Oh ! le souvenir, cette blessure invisible, que l’on emporte partout avec soi !

Mais j’anticipe sur les événements. J’ai tort. Je reprends.

Laffontis ne m’a point gardé rancune. Du reste, ce jour-là, j’ai bien réparé le « coup du tube acoustique », en me refusant absolument à dîner avec lui le soir même.

Je me retranchai sur la possibilité d’une dépêche du Times, pouvant m’obliger à quitter Paris d’une minute à l’autre.

Je n’en attendais aucune, mais ce que j’avais entendu de l’entretien de mon ami avec le Ministre, m’avait donné un scrupule.

Si, le fameux bourgogne s’en mêlant, Laffontis me dévoilait la nature des pièces volées, je ne pourrais me tenir d’expédier ces renseignements à Londres. Or, semblait-il, le « Grand Georges » et Laffontis étaient vraisemblablement les seuls à posséder ce secret.

Sa divulgation n’entraînerait-elle pas pour cet aimable compagnon la perte de la confiance du Ministre, et alors…

Bref, j’eus pitié de lui. C’est ridicule, car à présent que je le connais mieux, je suis certain que Laffontis n’aurait pas prononcé une syllabe au sujet du terrible document. Cet être-là est une lame d’acier dans un fourreau de velours.

Le « Grand Georges » juge bien les hommes. Il avait choisi son confident à bon escient.

Enfin, je pris congé et regagnai l’hôtel Bedford, où je déjeunai d’assez méchante humeur.

En somme, j’avais appris beaucoup et je ne savais rien.

Le papier, ou le dossier volé au Foreign-Office pouvait irriter l’opinion en France, et sans doute aussi en Allemagne… Sa publication aurait un tel retentissement que le « Grand Georges » lui-même n’espérait pas obtenir le calme des journaux.

Il était donc terrible, ce dossier ?

Là, j’entrais dans le brouillard. J’étais en mesure d’affirmer qu’un individu inconnu détenait une arme terrible ; mais sans me douter aucunement de ce qu’était cette arme.

Obsédé par mes réflexions à ce point que je regrettais presque le mouvement d’amicale clémence qui m’avait fait épargner Laffontis. (Il est vraiment incroyable de se rencontrer aussi bête et aussi cruel en présence de la curiosité surexcitée). Je m’étais affalé sur un des canapés du salon de correspondance de l’hôtel, assommé par mon inaction et ne me sentant pas le courage d’en sortir.

La pendule-cartel venait de sonner quatre heures quand, patatras, un jeune télégraphiste m’apporta une raison péremptoire de rompre avec ma paresse.

La raison était une nouvelle dépêche du « patron ».

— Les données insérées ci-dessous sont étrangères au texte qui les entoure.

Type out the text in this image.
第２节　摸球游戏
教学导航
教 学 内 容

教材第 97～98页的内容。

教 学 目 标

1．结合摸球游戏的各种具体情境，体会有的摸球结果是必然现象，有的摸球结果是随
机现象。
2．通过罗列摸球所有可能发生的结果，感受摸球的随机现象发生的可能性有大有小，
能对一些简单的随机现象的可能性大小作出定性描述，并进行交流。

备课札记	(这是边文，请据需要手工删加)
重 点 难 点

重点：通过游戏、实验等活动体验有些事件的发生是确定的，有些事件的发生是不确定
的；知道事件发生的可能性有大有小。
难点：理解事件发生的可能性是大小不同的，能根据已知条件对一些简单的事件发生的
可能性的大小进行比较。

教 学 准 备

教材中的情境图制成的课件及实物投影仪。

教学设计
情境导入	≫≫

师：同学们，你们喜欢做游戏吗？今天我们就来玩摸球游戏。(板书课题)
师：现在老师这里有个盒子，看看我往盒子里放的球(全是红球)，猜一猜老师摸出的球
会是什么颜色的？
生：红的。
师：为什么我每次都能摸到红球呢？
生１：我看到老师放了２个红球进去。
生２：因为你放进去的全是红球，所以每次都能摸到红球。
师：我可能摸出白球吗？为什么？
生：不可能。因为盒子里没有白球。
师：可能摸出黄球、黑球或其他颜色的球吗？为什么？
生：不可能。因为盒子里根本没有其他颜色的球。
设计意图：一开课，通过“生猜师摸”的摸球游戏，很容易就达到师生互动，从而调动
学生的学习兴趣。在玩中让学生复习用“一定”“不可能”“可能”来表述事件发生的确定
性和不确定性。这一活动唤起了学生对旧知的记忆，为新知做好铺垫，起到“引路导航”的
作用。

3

Bien plus laconique que la première, celle-ci. Au surplus, la voici :

« Partir ce soir même pour Madrid (Espagne). Descendre à l’hôtel de la Paix, sur la Puerta del Sol. Vous aboucher avec le capitaine Lewis Markham, attaché militaire à l’ambassade britannique. Vous laisser guider par lui. Très grave. »

Pour une surprise, c’était une surprise.

Dire que, quelques heures plus tôt, j’affirmais à Laffontis, sans croire à la possibilité de la chose, que je serais peut-être appelé à quitter Paris dans la journée, et voir ce mensonge affectueux devenir une vérité.

Même au temps des fées, si toutefois les petits enfants ont raison de croire que ce temps a existé, les souhaits imprudents n’étaient point exaucés avec plus de précision.

Et puis, pourquoi Madrid ?

Qu’était ce capitaine Markham, dont je n’avais jamais entendu parler ?

Me laisser guider ? Dans quoi ? Pourquoi ? En quoi ?

Mes nombreuses questions, auxquelles je n’avais nul moyen de répondre, me prouvèrent simplement que tout homme est désireux d’entasser. Les uns amassent de l’or ; moi, j’amassais les points d’interrogation.

Seulement, je n’y trouvais aucun plaisir.

Enfin, quitter Paris, alors que je commençais à débrouiller l’affaire du document de M. le Premier, pour courir à Madrid vers une énigme dont je ne possédais pas le moindre mot, j’avoue que tout cela ne me remplissait pas d’ardeur.

Oui, mais, voilà. Le « patron » avait ordonné.

Je bouclai ma valise et à 9 heures et quelques minutes du soir, je quittais Paris-Orsay dans l’Express-Péninsulaire, lequel par Tours, Bordeaux, Bayonne, Irun et ligne d’Avila m’emportait à toute vitesse vers Madrid.